United States. Can you imagine a future in which every home has a device that draws all the water the home needs from the air, even in dry or desert climates, using only the power of the sun?
That future may be just around the corner, with the demonstration of a water collector that uses only sunlight to draw liters of water out of the air each day in conditions as low as 20 percent humidity, a level common in arid areas.
The solar-powered combine, reported in the journal Science, was built at the Massachusetts Institute of Technology using a special material – a metal-organic frame, produced at the University of California, Berkeley.
"This is a major breakthrough in the long-standing challenge of collecting water from the air at low humidity," said Omar Yaghi, one of the paper's two lead authors, who holds the James and Neeltje Tretter Chair in Chemistry at UC Berkeley and is a faculty scientist at Lawrence Berkeley National Laboratory. "There is no other way to do it now, except by using extra energy. Your electric dehumidifier at home "produces" very expensive water."
The prototype, under conditions of 20-30 percent humidity, was able to extract 2.8 liters (3 quarts) of water from the air over a 12-hour period, using one kilogram (2.2 pounds) of MOF. MIT rooftop tests confirmed that the device works in real conditions.
"One vision for the future is to have the water off the grid, where you have a device in the home running in a solar environment to deliver water that meets the needs of a home," said Yaghi, who is the founding director of the Berkeley Global Science Institute, a co-director of the Kavli NanoSciences Energy Institute and the California Research Alliance for BASF (chemical company). "For me, that will be possible thanks to this experiment.
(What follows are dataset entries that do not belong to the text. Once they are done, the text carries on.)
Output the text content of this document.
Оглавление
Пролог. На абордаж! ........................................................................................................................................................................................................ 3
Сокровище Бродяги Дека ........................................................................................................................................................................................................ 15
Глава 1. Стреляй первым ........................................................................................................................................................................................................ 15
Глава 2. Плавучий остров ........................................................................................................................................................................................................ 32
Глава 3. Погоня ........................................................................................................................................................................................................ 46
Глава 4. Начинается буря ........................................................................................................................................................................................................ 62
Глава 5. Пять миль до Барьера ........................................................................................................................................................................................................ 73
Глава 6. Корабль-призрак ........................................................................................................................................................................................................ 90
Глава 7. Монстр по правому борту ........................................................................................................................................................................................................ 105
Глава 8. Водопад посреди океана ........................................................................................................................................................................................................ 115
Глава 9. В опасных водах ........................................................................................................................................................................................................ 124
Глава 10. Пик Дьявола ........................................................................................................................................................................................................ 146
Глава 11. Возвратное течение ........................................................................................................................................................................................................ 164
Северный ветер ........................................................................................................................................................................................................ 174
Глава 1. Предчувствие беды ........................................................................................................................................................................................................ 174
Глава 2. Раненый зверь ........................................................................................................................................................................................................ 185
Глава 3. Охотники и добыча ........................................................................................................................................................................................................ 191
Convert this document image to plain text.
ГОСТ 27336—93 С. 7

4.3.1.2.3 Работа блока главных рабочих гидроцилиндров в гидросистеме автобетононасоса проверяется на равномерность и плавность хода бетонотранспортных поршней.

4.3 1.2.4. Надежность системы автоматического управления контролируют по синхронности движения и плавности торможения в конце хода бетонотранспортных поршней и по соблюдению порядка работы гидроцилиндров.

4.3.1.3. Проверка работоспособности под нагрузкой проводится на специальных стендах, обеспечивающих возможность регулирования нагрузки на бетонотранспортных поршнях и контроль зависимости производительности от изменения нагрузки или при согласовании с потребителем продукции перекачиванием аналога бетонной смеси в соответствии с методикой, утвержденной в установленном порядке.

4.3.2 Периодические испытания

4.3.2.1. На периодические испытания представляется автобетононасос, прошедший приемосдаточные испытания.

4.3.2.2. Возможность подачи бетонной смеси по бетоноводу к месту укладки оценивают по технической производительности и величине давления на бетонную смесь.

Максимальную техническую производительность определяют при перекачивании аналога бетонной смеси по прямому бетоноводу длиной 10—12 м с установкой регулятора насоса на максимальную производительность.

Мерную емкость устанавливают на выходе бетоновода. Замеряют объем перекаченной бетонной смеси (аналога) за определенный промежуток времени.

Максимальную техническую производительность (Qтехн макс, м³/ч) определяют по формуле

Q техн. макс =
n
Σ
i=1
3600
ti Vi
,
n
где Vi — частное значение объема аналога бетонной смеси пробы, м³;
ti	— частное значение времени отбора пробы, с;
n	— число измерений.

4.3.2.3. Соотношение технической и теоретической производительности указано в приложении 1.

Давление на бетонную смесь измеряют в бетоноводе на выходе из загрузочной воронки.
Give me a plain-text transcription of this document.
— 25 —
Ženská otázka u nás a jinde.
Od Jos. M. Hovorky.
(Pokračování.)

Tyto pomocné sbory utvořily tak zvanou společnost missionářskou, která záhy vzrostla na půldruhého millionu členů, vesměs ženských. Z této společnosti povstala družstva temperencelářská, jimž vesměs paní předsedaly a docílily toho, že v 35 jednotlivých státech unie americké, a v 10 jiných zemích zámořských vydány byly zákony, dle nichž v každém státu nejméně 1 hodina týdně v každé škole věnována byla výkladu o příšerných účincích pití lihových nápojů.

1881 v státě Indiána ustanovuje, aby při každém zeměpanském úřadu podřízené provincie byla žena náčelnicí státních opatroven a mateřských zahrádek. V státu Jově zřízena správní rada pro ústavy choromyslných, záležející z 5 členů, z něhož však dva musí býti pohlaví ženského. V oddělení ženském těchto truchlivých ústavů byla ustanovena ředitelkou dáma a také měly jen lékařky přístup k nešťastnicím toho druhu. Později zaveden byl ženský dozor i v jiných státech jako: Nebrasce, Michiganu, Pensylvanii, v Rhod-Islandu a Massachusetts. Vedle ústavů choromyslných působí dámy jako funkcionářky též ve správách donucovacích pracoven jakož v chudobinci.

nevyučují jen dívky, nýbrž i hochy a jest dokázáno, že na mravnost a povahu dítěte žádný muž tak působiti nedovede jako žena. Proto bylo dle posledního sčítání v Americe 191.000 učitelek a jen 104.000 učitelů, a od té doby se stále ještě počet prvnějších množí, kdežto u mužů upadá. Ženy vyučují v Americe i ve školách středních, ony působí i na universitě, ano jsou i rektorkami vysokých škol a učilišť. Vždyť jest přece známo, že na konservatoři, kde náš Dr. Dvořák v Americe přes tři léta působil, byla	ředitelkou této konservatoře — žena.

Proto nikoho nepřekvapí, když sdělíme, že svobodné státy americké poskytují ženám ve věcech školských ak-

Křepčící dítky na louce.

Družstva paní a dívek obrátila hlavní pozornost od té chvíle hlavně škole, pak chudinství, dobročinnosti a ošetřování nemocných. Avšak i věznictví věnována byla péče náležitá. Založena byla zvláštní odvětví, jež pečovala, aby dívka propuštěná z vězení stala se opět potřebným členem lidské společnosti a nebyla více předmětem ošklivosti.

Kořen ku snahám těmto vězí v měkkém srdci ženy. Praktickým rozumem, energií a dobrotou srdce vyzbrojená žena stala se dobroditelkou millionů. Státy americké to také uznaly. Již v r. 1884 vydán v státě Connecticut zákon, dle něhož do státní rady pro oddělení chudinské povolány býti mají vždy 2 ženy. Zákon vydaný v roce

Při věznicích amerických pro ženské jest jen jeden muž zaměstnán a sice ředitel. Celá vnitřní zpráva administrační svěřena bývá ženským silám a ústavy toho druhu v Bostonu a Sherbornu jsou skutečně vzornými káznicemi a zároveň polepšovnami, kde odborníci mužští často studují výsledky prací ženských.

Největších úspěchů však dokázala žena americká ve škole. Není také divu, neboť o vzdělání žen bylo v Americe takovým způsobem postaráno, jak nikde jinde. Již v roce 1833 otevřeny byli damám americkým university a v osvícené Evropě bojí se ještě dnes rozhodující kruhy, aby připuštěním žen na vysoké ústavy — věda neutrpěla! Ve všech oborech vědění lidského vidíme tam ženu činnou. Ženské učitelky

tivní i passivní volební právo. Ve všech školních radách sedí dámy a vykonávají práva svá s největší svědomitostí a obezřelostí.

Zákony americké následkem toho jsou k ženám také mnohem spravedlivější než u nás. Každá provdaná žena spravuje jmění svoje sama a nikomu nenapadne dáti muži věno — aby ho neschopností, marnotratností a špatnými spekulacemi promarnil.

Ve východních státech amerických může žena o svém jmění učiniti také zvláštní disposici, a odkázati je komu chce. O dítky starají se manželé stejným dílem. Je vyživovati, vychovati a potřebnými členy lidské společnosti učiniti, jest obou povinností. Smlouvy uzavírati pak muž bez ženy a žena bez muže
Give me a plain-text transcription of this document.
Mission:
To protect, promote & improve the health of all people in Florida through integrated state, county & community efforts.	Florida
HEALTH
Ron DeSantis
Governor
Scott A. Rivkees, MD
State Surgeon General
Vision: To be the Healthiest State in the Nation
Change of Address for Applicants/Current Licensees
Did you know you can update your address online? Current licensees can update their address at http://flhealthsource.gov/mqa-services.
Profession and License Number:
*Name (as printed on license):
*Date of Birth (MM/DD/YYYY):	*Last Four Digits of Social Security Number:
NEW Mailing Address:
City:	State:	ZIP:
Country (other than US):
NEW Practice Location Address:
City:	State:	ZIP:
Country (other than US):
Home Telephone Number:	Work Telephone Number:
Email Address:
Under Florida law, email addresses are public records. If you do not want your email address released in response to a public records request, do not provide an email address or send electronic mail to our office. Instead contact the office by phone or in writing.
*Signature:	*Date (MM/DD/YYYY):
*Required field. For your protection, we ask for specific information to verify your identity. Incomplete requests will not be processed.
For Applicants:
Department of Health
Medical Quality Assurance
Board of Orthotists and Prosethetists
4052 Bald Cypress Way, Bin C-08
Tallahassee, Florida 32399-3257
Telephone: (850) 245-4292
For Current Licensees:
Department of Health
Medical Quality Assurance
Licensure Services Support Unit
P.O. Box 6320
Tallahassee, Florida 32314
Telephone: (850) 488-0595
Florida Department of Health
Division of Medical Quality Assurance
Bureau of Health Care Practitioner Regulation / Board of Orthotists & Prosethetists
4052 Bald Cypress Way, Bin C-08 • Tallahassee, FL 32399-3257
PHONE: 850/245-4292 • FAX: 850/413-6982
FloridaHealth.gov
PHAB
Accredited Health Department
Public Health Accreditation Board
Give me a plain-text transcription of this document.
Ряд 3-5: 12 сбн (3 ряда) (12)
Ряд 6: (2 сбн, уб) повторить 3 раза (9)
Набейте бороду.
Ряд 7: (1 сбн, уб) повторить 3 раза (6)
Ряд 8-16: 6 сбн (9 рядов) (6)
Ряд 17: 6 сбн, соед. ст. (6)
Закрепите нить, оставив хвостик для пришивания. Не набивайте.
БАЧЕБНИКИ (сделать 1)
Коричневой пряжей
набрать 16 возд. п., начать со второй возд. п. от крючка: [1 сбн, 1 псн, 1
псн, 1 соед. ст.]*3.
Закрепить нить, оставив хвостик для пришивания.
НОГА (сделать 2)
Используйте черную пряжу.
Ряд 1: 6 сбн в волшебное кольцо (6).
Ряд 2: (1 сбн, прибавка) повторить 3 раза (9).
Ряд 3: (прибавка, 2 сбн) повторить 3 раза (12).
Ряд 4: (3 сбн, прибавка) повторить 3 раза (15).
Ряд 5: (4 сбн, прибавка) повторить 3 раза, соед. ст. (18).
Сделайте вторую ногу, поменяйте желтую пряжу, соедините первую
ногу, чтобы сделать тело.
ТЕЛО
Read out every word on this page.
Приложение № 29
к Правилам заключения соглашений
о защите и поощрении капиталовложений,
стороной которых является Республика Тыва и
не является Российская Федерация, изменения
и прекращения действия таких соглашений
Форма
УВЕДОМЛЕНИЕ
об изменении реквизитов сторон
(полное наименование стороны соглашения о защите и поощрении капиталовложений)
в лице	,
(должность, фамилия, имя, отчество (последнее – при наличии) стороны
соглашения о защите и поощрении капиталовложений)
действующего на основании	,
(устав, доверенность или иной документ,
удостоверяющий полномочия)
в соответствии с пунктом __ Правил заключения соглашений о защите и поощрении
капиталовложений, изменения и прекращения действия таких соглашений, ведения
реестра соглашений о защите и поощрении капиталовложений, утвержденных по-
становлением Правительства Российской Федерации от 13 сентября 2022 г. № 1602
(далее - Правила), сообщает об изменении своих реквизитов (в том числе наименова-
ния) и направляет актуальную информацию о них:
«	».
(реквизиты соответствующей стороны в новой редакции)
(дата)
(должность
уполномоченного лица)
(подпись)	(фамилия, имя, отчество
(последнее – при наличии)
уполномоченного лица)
I call it custom water."
In 2014, Yaghi and his uc Berkeley team synthesized a MOF — a combination of zirconium metal and adipic acid — that binds to water vapor, and suggested to Evelyn Wang, a mechanical engineer at MIT, that they join forces to turn the MOF into a water harvesting system.
The system Wang and his students designed consisted of more than two pounds of powder-sized MOF crystals compressed between a solar absorber and a condenser plate, placed inside an open-air chamber. As the ambient air diffuses through the porous MOF, the water molecules preferentially attach to the inner surfaces. X-ray diffraction studies have shown that water vapor molecules often gather in groups of eight to form cubes.
Sunlight entering through a window heats the MOF and conducts the bound water into the condenser, which is at the temperature of the outside air. The steam condenses as liquid water and drips into a collector.
"This work offers a new way to collect water from the air that does not require high relative humidity conditions and is much more energy efficient than other existing technologies," Wang said.
This sample of the concept combine leaves plenty of room for improvement, Yaghi said. The current MOF can absorb only 20 percent of its weight in water, but other MOF materials could absorb 40 percent or more. The material can also be adjusted to be more effective at higher or lower humidity levels.